Пума осклабилась и, с нескрываемым удовольствием, рявкнула волшебное слово:

— Бррррысь!

Григорий исчез мгновенно, как будто его и не было. Тави к чему-то прислушалась, и с лёгким удивлением сказала:

— Надо же, не промазала, куда нужно попал. А ты давай быстро домой — мыться, сушиться, и спать — завтра тебя рано поднимут. И не вздумай никому эту историю рассказывать — и народ взбаламутишь, и мне раньше времени нагорит. А я уж сама доложу, кому следует. Давай-ка я тебя до дверей провожу, а то мало ли что…

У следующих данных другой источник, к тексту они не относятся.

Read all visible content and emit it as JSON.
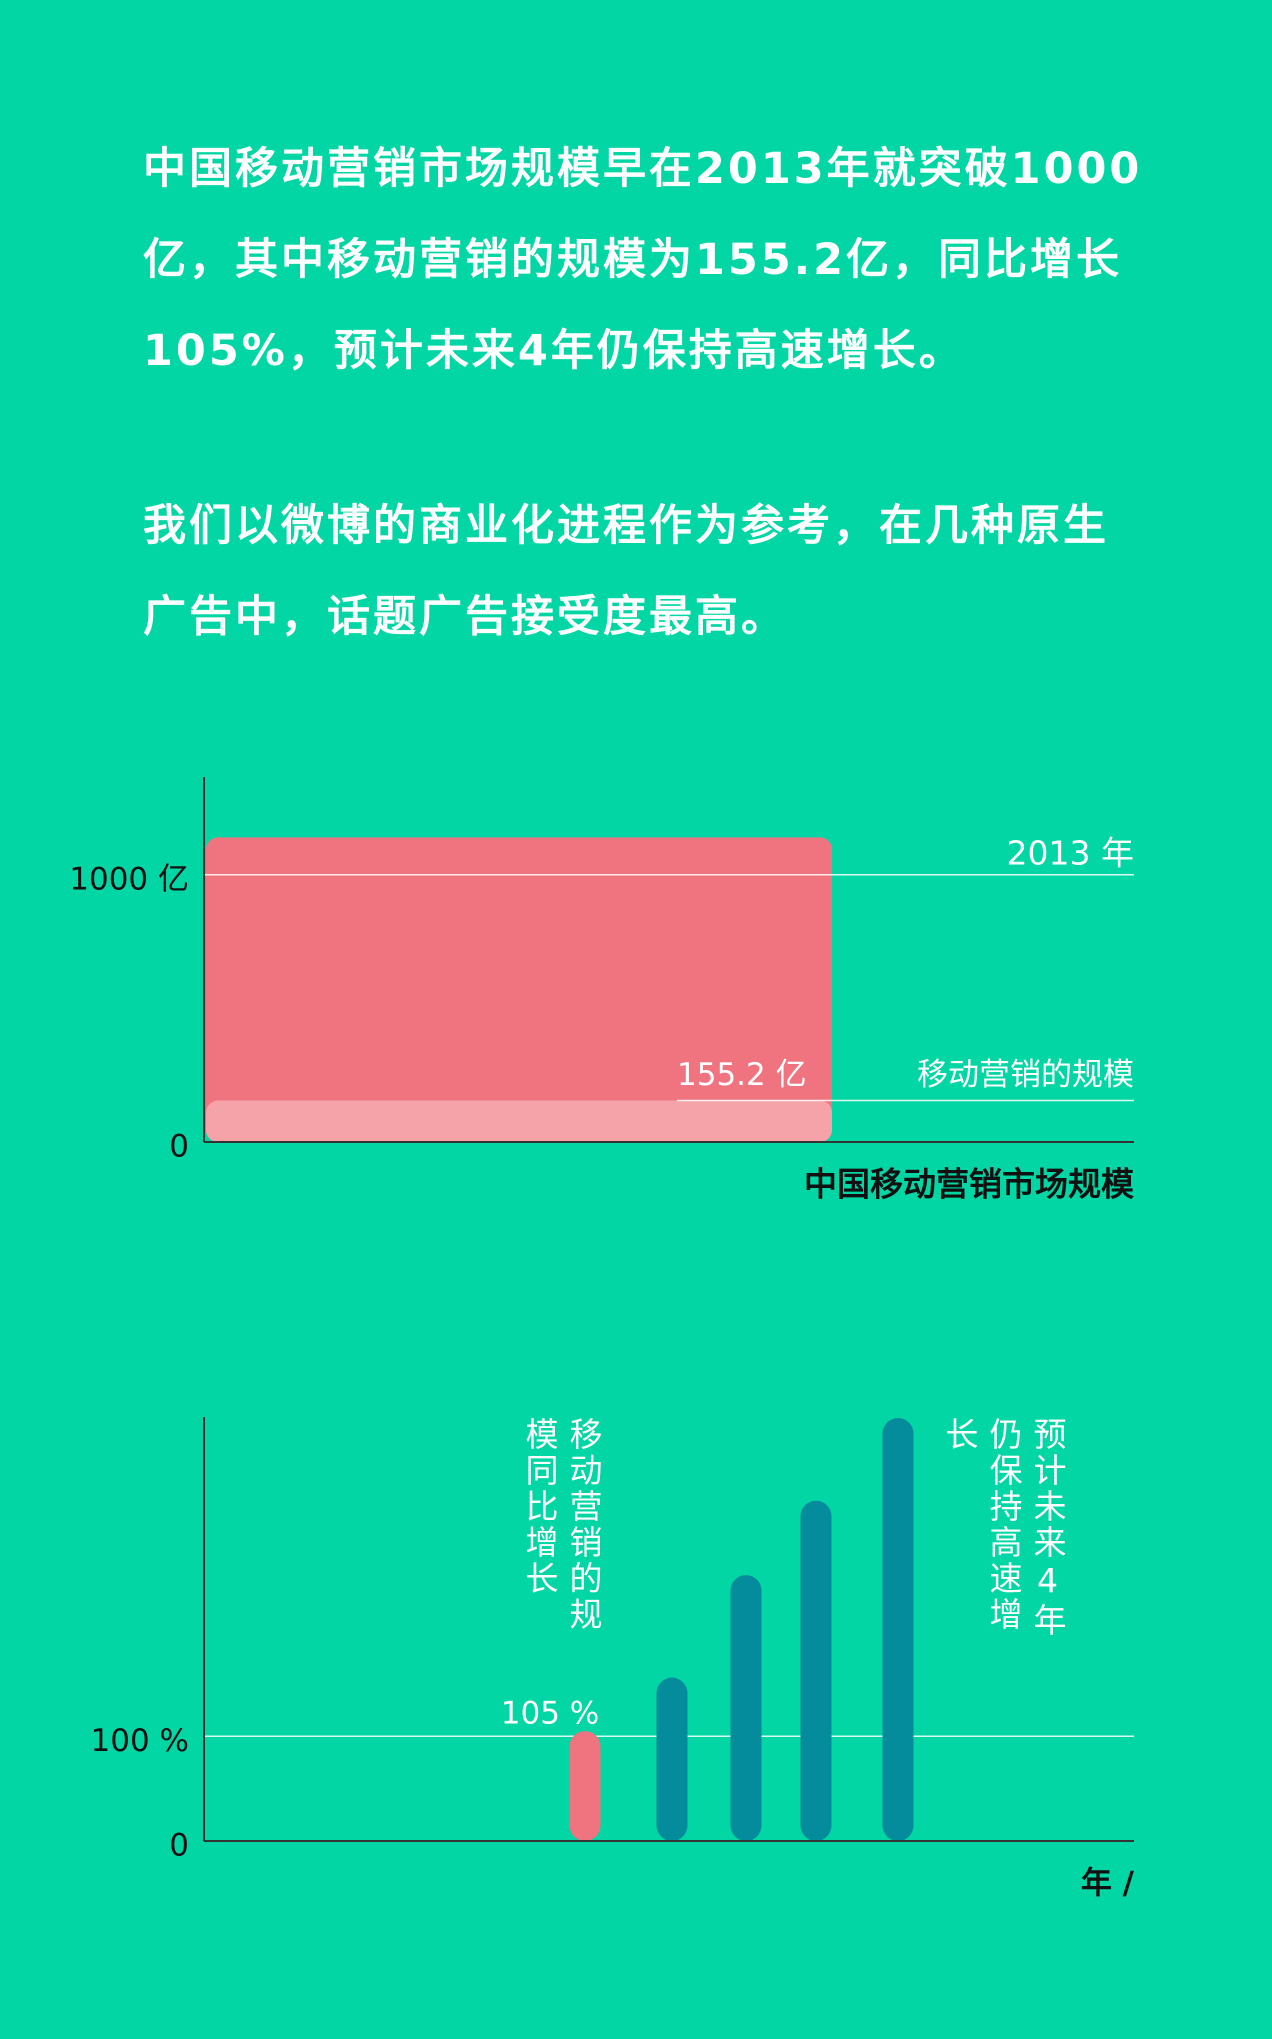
{
  "paragraphs": [
    "中国移动营销市场规模早在2013年就突破1000亿，其中移动营销的规模为155.2亿，同比增长105%，预计未来4年仍保持高速增长。",
    "我们以微博的商业化进程作为参考，在几种原生广告中，话题广告接受度最高。"
  ],
  "chart_data": [
    {
      "type": "overlap_bar",
      "series": [
        {
          "name": "中国移动营销市场规模",
          "color": "#f07480",
          "values": [
            1140
          ]
        },
        {
          "name": "移动营销的规模",
          "color": "#f5a2a8",
          "values": [
            155.2
          ],
          "value_labels": [
            "155.2 亿"
          ]
        }
      ],
      "annotation": "2013 年",
      "ylim": [
        0,
        1366
      ],
      "yticks": [
        0,
        {
          "value": 1000,
          "label": "1000 亿"
        }
      ],
      "grid": true
    },
    {
      "type": "bar",
      "categories": [
        null,
        null,
        null,
        null,
        null
      ],
      "values": [
        105,
        156,
        254,
        325,
        404
      ],
      "value_labels": [
        "105 %",
        null,
        null,
        null,
        null
      ],
      "colors": [
        "#f07480",
        "#058c9c",
        "#058c9c",
        "#058c9c",
        "#058c9c"
      ],
      "annotations": [
        "移动营销的规模同比增长",
        "预计未来4年仍保持高速增长"
      ],
      "xlabel": "年 /",
      "ylim": [
        0,
        405
      ],
      "yticks": [
        0,
        {
          "value": 100,
          "label": "100 %"
        }
      ],
      "grid": true
    }
  ]
}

Парочка скрылась в полутёмном проулке между отелями, а с пальмы сорвалась тихо сидевшая на нижнем листе ворона и с восторженным карканьем полетела прочь от моря, в джунгли, с упоением повторяя:

— Потрррясяющие новости! Кошмаррр! Фуррроррр! Позоррр!

Глава 14. Всеобщая бабушка

В дом Василисе удалось пробраться незаметно, никого не разбудив. Она долго отмокала под душем, смывая соль, пока, наконец, не перестали гореть царапины от кошачьих когтей на плечах. Ещё дольше ей пришлось расчёсывать волосы и вымывать из них песок — коса свалялась так, что напоминала джутовый канат.

Ликси как обвилась на пляже вокруг запястья, так и чернела там неживой картинкой, но даже в виде татуировки вид имела виноватый и расстроенный. Василиса наконец-то улеглась в кровать и блаженно вытянулась на прохладных простынях. Потом перевернулась на бок, вытянув вперёд руку, и начала рассказывать кошке, какая та красивая, умная и замечательная, и как им будет уютно спать вместе, если Ликси с руки слезет и, как и положено настоящей кошке, будет свою хозяйку греть — а то что-то знобит после всех этих купаний.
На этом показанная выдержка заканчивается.